Understanding sequence risk is critical to retirement planning which has traditionally relied on projecting portfolio values and income distribution using a static, average rate of return. Not only has this provided unrealistic income distribution projections, for the unprepared it can produce disastrous results. While it may be reasonable to assume that, over a certain period of time, the market will generate an average rate of return, it doesn’t take into account the timing of actual returns which is a more critical factor. A portfolio can average 8 percent a year over twenty years, however, if the first five years consists of negative returns and the next fifteen years produce positive returns, the combination of the decline in portfolio values and income distributions in the early years could prove too much to overcome.

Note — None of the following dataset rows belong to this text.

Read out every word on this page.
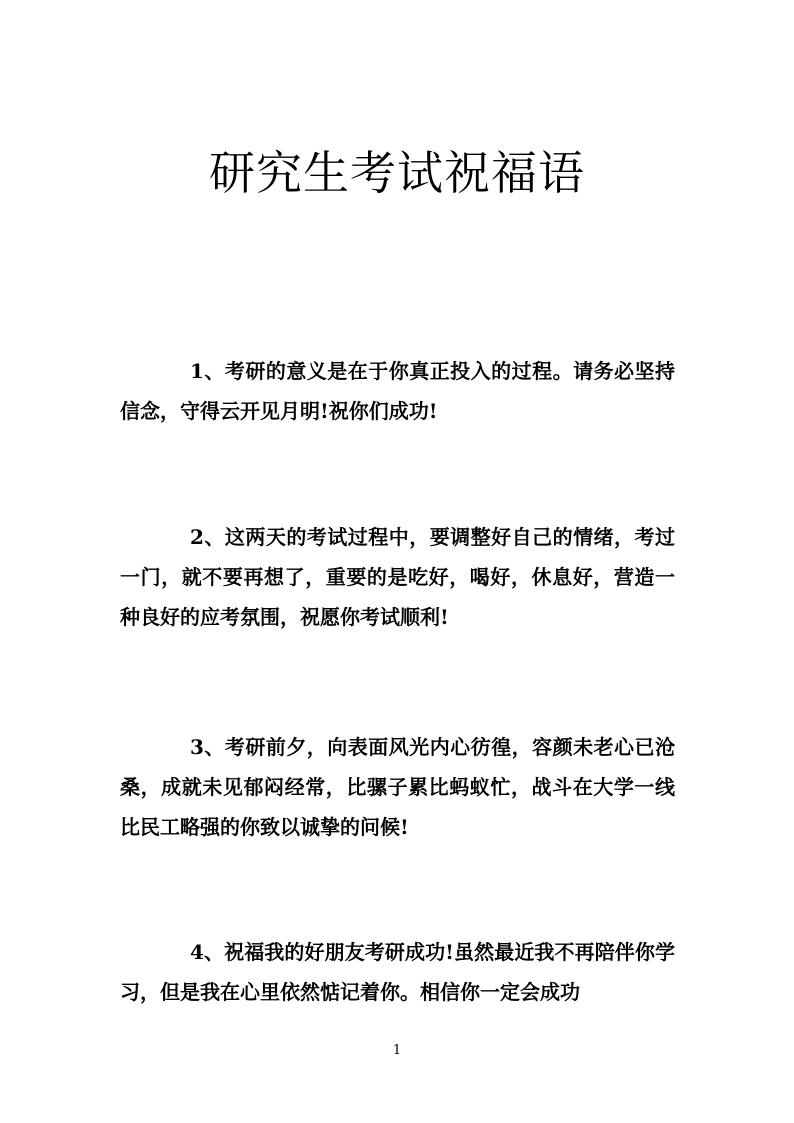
研究生考试祝福语

1、考研的意义是在于你真正投入的过程。请务必坚持信念，守得云开见月明!祝你们成功!

2、这两天的考试过程中，要调整好自己的情绪，考过一门，就不要再想了，重要的是吃好，喝好，休息好，营造一种良好的应考氛围，祝愿你考试顺利!

3、考研前夕，向表面风光内心彷徨，容颜未老心已沧桑，成就未见郁闷经常，比骡子累比蚂蚁忙，战斗在大学一线比民工略强的你致以诚挚的问候!

4、祝福我的好朋友考研成功!虽然最近我不再陪伴你学习，但是我在心里依然惦记着你。相信你一定会成功

1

It is dollar-cost averaging (DCA) but in the reverse. With DCA you might continuously invest $500 monthly for 20 years, regardless of fluctuation in price levels of securities. When the share price declines, your $500 will buy more shares but, when share prices increase, your $500 buys fewer shares. The idea is that, over time, your average cost per share will be lower than the current market value. Of course, an investor should consider their ability to continue purchasing through fluctuating price levels. Such a plan does not assure a profit and does not protect against loss in declining markets. Now reverse that and take $500 a month out of your portfolio. If prices decline you will need to sell more shares in order to receive the $500, which leaves fewer shares left behind to grow your portfolio. During a period of sustained market decline in the early years of retirement, the rate of share depletion could make it very difficult for your portfolio to recover its value even as the market rises.
If, on the other hand, your portfolio experienced negative returns only in the later years of distribution, there would be minimal negative impact. That’s because your portfolio benefited in the beginning years by the compounding of growth with a fortunate but unplanned assist from the time value of money. The following chart compares the stark difference between two portfolios – Portfolio 1 experiences negative returns in the early years followed by even cycles of positive and negative years. Portfolio 2 has a four years of solid returns followed by intermittent cycles of negative and positive markets. Both portfolios are invested in a hypothetical portfolio, and both are distributing income at a rate of $25,000 per year adjusted for a 3% cost of living increase.
This is a hypothetical illustration and is not representative of any specific investment. Actual results would vary.
You may have noticed that the same sequence of actual market returns was used in both portfolio illustrations, except they were reversed. That means both portfolios generated the same average rate of return of 6.5 percent; however, that average rate of return meant something completely different to each of these investors.
The key takeaway here is that, while it is impossible to project the sequence of returns as you enter the distribution phase, it would be important to not simply rely on traditional rules-of-thumb and assumptions as it can increase your long-term risks. Retirement planning must include strategies that can mitigate sequence of return risk to the greatest extent possible. Working with a financial advisor knowledgeable in income distribution could help reduce your exposure and preserve your long term financial security.
Investing is subject to risk which may involve loss of principal. No strategy can assure success or guarantee against loss.